In this regard, Xiang Junbo, chairman of the China Insurance Regulatory Commission, said in a recent interview that in the past, insurance fund operations were highly controversial due to narrow investment channels. Now that restrictions have been relaxed, the secondary market has once again become the focus. “We have made repeated calculations and insurance funds have

The overall risk is generally controllable, and for some small and medium-sized insurance companies, we continue to conduct stress tests, and there is basically no problem. "This means that as long as it is legal and compliant and meets regulatory requirements, insurance capital should not be criticized.

As the scale of insurance assets continues to grow, asset allocation in the secondary market is still an inevitable choice.

As of the end of January this year, the assets of the insurance industry had reached 12.63 trillion yuan, the balance of funds used was 11.36 trillion yuan, and the stock and securities investment funds were 1.55 trillion yuan, accounting for 13.61%.

Judging from the growth rate of insurance industry assets in recent years, there is no problem in increasing the asset size by about 2 trillion yuan, and about 600 billion new funds can be added to the market.

If the existing funds are included, the funds that can be entered into the market exceed 2 trillion.
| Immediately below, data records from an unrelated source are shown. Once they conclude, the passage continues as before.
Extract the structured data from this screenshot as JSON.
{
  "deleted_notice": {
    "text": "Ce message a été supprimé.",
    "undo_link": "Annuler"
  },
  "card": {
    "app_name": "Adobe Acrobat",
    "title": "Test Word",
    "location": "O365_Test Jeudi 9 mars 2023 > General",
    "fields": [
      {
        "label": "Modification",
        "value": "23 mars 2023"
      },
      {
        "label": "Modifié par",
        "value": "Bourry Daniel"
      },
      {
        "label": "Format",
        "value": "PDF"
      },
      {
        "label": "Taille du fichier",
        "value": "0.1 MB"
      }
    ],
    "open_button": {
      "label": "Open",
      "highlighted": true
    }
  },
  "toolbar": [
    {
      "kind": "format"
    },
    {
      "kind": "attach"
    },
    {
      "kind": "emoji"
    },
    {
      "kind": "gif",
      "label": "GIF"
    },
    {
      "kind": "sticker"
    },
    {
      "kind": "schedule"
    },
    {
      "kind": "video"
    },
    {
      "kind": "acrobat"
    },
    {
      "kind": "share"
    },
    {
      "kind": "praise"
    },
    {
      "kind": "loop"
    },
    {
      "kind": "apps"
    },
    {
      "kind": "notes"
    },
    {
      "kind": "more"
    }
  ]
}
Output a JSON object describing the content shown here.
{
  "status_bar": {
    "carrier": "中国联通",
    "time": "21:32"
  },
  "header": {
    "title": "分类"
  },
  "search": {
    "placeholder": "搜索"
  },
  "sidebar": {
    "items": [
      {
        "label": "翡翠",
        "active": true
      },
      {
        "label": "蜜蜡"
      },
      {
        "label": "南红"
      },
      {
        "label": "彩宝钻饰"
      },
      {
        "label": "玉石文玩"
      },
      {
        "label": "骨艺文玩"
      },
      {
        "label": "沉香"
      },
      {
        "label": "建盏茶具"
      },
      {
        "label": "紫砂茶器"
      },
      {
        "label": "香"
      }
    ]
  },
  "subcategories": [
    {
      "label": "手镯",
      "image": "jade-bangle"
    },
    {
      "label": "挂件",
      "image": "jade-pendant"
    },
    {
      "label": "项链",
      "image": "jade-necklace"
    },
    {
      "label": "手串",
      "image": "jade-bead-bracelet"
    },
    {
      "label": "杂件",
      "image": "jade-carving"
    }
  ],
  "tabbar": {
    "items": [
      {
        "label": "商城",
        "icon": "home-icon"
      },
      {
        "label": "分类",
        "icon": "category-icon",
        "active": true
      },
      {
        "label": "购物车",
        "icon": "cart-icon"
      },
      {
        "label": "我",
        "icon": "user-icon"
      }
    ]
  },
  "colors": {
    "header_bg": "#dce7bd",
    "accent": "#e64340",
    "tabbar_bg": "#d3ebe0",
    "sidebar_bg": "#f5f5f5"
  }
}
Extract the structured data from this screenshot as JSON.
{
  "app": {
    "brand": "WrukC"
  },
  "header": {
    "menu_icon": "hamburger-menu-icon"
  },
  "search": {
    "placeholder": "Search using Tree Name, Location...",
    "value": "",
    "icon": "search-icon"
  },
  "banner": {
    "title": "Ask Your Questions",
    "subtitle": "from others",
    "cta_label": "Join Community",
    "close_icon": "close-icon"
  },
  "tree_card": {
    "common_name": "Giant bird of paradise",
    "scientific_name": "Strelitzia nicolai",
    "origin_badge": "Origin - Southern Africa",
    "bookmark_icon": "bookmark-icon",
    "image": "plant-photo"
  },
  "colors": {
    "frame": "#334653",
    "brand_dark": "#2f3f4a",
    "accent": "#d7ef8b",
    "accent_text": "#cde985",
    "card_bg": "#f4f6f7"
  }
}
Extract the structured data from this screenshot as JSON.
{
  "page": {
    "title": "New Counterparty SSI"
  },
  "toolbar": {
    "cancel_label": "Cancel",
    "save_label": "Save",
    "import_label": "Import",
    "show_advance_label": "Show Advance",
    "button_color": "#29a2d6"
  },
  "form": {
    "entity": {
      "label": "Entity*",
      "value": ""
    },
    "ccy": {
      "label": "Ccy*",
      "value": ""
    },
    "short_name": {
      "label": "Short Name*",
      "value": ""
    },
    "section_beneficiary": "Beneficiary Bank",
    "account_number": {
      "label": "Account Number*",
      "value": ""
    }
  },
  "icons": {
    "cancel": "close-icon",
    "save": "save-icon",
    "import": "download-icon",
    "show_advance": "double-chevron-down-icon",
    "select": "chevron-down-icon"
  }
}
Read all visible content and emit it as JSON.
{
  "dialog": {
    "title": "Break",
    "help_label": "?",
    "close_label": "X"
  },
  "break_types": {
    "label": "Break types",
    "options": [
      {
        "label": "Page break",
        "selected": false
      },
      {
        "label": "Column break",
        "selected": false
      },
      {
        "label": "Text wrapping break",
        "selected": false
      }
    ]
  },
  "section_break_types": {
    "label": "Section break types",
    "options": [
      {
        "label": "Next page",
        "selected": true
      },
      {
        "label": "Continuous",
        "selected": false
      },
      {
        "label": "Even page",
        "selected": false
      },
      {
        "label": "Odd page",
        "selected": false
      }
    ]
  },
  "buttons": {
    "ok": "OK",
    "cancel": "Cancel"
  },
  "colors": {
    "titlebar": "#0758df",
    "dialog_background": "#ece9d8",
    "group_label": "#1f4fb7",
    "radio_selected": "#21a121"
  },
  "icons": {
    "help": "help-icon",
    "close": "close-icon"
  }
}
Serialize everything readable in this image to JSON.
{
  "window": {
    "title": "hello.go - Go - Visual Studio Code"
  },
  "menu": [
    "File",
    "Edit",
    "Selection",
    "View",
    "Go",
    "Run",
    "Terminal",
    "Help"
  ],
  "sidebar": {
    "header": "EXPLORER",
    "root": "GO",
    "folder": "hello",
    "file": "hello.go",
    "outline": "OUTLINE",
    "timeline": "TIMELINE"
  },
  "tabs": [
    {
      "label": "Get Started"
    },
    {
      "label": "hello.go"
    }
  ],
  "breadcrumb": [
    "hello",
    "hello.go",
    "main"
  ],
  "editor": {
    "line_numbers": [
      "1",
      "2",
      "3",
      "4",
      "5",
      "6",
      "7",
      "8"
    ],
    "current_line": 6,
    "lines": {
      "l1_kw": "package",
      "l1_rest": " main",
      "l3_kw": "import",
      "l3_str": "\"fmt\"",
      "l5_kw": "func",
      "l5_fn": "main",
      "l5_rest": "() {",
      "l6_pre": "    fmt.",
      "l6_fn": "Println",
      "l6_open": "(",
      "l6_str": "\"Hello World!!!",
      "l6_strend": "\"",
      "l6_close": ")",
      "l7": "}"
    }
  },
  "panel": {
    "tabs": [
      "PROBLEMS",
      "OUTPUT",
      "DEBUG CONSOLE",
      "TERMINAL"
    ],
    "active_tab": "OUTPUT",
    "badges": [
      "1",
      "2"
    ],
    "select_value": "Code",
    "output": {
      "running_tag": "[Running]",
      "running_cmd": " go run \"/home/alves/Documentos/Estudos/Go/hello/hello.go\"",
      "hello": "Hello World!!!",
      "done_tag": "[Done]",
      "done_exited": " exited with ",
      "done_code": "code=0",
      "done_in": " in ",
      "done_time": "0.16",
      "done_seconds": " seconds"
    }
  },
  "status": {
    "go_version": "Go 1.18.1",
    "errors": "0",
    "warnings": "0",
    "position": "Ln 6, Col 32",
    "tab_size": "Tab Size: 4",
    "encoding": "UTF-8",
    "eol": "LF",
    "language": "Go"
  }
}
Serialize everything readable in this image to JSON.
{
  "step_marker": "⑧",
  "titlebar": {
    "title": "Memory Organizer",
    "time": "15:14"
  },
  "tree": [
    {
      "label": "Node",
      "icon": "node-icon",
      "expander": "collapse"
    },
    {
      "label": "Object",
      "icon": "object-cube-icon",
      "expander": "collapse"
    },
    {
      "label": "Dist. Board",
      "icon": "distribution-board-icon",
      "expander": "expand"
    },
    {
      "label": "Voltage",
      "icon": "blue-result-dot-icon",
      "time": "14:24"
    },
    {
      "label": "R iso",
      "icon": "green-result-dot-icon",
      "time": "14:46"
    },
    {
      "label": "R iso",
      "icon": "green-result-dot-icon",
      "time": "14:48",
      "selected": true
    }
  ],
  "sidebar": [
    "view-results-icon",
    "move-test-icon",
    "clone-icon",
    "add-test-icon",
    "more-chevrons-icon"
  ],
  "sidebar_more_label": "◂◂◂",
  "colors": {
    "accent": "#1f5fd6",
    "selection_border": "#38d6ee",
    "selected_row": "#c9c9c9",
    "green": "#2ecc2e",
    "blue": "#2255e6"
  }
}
In addition, the scale of enterprise and occupational annuities, which are the second pillar of pension security, is also growing rapidly.

The growth of enterprise annuity is expected to be nearly 200 billion yuan this year, and the amount of new funds that can be added to the market is 50 billion to 60 billion yuan.

With the advancement of reform, the entry of long-term funds such as pensions, annuities, and insurance funds into the market is worth looking forward to.